By Sarah Young
LONDON, Jan 9 (Reuters) - The flow of oil through a new pipeline to Turkey from Iraq’s Kurdish region is a boon for the small oil companies that took a risk to explore there, who at last see the chance to earn steady export income from their investments despite the strong objections of the government in Baghdad.
The Kurdistan Regional Government (KRG) said on Wednesday that the first crude had started to flow through the new pipeline across Turkey. Exports are expected to begin at the end of this month and will ramp up in February and March, it said.
“We’ve been waiting to read these words and hear these words since 2007,” said Todd Kozel, chief executive of Gulf Keystone which has Kurdish government approval to exploit what it says is one of the largest onshore exploration fields in the world.
“It’s music to any operator’s ears in Kurdistan. It’s the monetisation of our assets,” Kozel told Reuters in an interview.
Iraq’s central government said on Thursday it still opposed the shipments, which it considers illegal without its blessing: “No approval is given,” Deputy Prime Minister for Energy Hussain al-Shahristani said in an email to Reuters.
Although the early flows are predicted to be modest, the move has the potential to redraw export routes across the region. Kurdistan’s bid to sell oil and gas independently from Baghdad has infuriated officials in the Iraqi capital, which claims sole authority to manage all Iraqi oil.
Shares in London-listed Genel Energy were up 4.63 percent and Norway’s DNO was up 2.05 percent on Thursday. Both companies already supply oil to the new pipeline from fields in Kurdistan, according to the KRG.
“Overall, (the news is) supportive for Kurdistan-focused Genel and provides confidence that the prospect of pipeline exports are become an increasing reality,” Deutsche Bank said in a note.
Other companies that aim to produce oil in Kurdistan but don’t yet use the pipeline also saw shares rise, including London-listed Gulf Keystone, which separately announced on Thursday that it had begun exports of Kurdish oil by truck. Its shares were up 1.13 percent.
Kozel said his company was working with the KRG to send its oil through the pipeline “as soon as possible” but was using trucks for now because of the logistical hurdle of connecting its field to the pipeline. He said Gulf Keystone aims to achieve output of 100,000 barrels per day in 2015.
Shares in Hungary’s MOL and Britain’s Petroceltic and Afren also traded higher.
“(Kurdish) Government confirmation of the expected ramp-up in piped exports will be viewed as a positive today,” Numis analyst Sanjeev Bahl said, adding that Genel and DNO would be the main beneficiaries.
Iraq’s northern Kurdish region, made up of three mountainous provinces on the Turkish frontier, has blossomed economically under self rule as the only part of the country to escape the violence unleashed after the U.S. invasion that toppled dictator Saddam Hussein in 2003.
Iraq’s constitution mandates that all Iraqi oil revenues go through the central government in Baghdad, and the Kurds then receive 17 percent.
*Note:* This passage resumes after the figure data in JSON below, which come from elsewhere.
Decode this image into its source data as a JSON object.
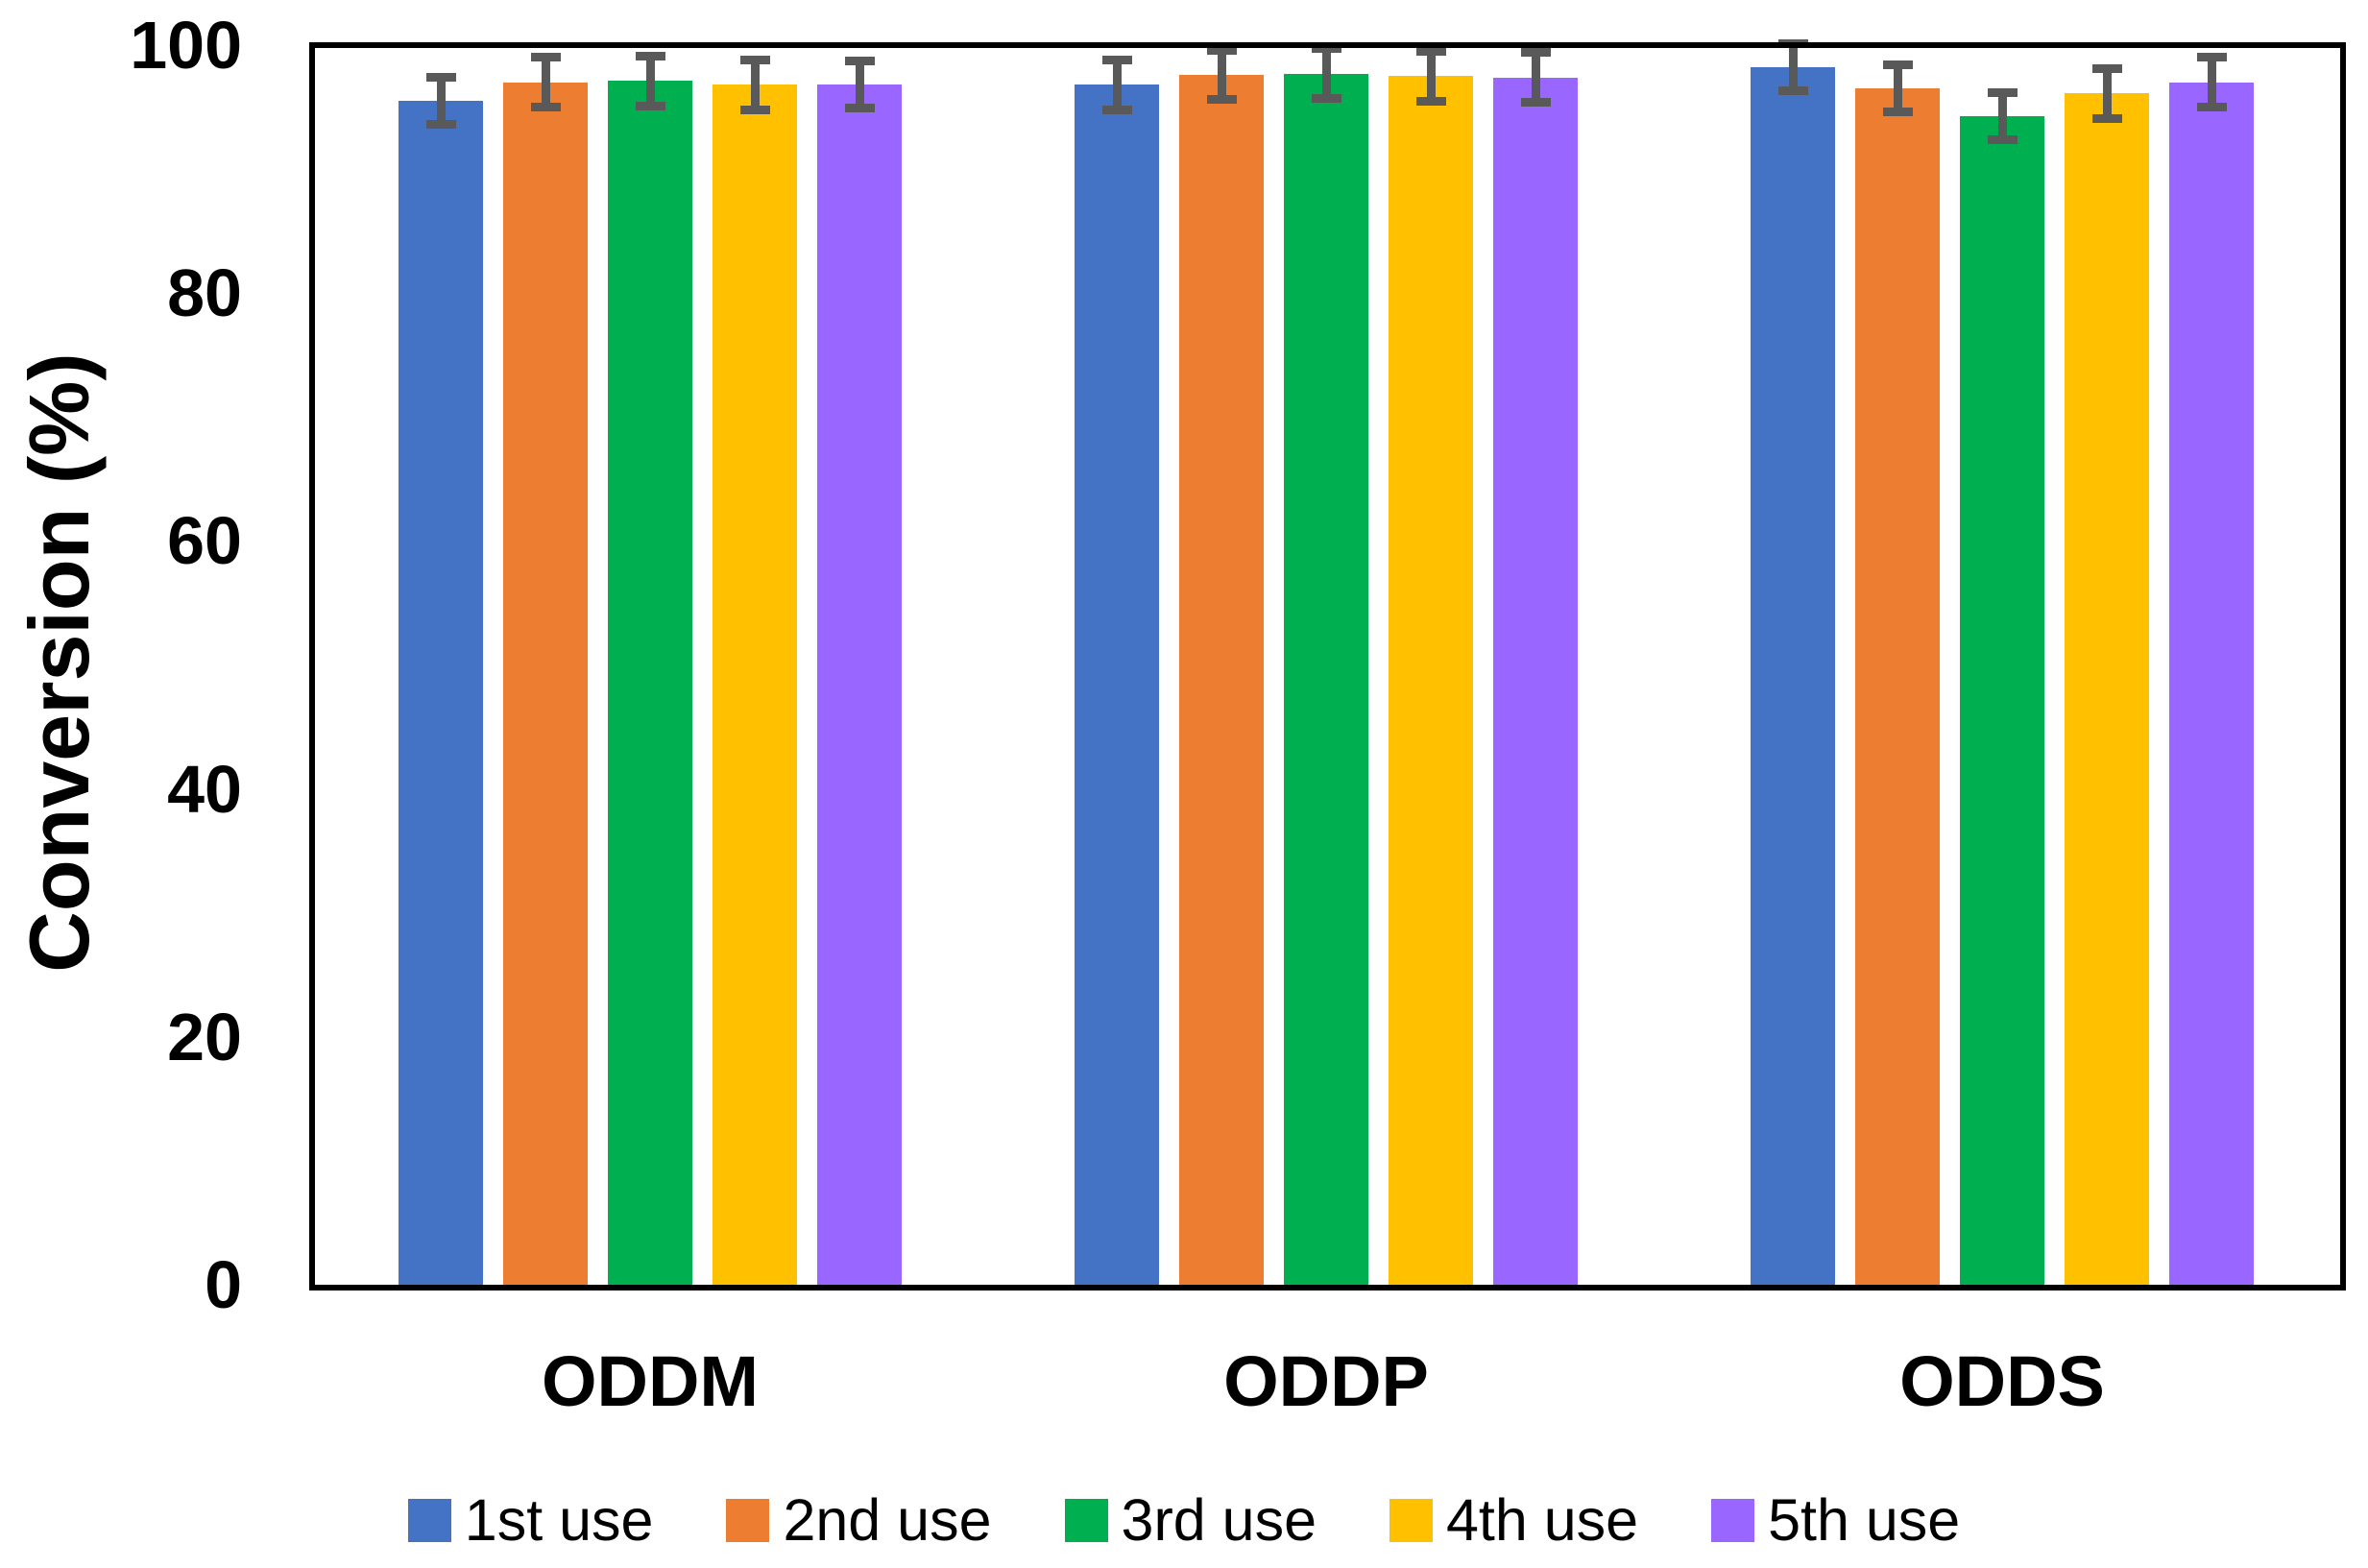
{
  "chart_data": {
    "type": "bar",
    "title": "",
    "xlabel": "",
    "ylabel": "Conversion (%)",
    "ylim": [
      0,
      100
    ],
    "yticks": [
      0,
      20,
      40,
      60,
      80,
      100
    ],
    "grid": false,
    "legend_position": "bottom",
    "categories": [
      "ODDM",
      "ODDP",
      "ODDS"
    ],
    "series": [
      {
        "name": "1st use",
        "color": "#4472C4",
        "values": [
          95.5,
          96.8,
          98.2
        ],
        "errors": [
          1.9,
          2.0,
          1.9
        ]
      },
      {
        "name": "2nd use",
        "color": "#ED7D31",
        "values": [
          97.0,
          97.6,
          96.5
        ],
        "errors": [
          2.0,
          2.0,
          1.9
        ]
      },
      {
        "name": "3rd use",
        "color": "#00B050",
        "values": [
          97.1,
          97.7,
          94.3
        ],
        "errors": [
          2.0,
          2.0,
          1.9
        ]
      },
      {
        "name": "4th use",
        "color": "#FFC000",
        "values": [
          96.8,
          97.5,
          96.1
        ],
        "errors": [
          2.0,
          2.0,
          2.0
        ]
      },
      {
        "name": "5th use",
        "color": "#9966FF",
        "values": [
          96.8,
          97.4,
          97.0
        ],
        "errors": [
          1.9,
          2.0,
          2.0
        ]
      }
    ],
    "error_bar_color": "#595959",
    "frame_color": "#000000",
    "background_color": "#FFFFFF"
  }
}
The windfall has brought prosperity to their small region, although the Kurds frequently complain that they have received less than their full entitlement.
Although most of Iraq’s oil is now produced in the south, the northern Kurdish provinces have largely untapped oil fields of their own, and the Kurds also have territorial claims to the oil-producing region of Kirkuk.
Kurds want the right to manage their own oil industry, and say they will channel revenues to the central government for the benefit of all Iraqis. But politicians in Baghdad fear any such move could one day lead the Kurds to seek independence and try to seize control over Kirkuk.
The Kurdish government has invited bids to buy the first shipment of 2 million barrels of oil to be piped to Turkey this month.
It says it will then offer 4 million barrels in February and 6 million in March, rising to 10-12 million barrels by December, an amount that would be equivalent to around 10 percent of Iraq’s oil output. That would put the Kurds well on their way to being able to raise as much money on their own as they now get from Baghdad.
Baghdad has pressed large international oil companies not to do business with the Kurds, initially leaving the field open to smaller firms like Genel, DNO and Gulf Keystone. In 2011, ExxonMobil become the first oil major to sign an agreement with the KRG over Baghdad’s objections, and Total and Chevron have followed suit.
Shares in the small firms operating in Kurdistan have fluctuated based on political sentiment, rising when it appears that the Kurds are closer to securing the means to export via Turkey. Gulf Keystone’s Kozel said the political risk was exaggerated.
“A year ago you didn’t have an agreement with Turkey, you didn’t have a pipeline. Political risk for Kurdistan is a lot less than political risk for the Middle East in general,” he said.
Analysts at HSBC upgraded Genel to overweight on Thursday, giving it an additional boost. They cut their rating on DNO to underweight however, citing a recent surge in its share price by 160 percent.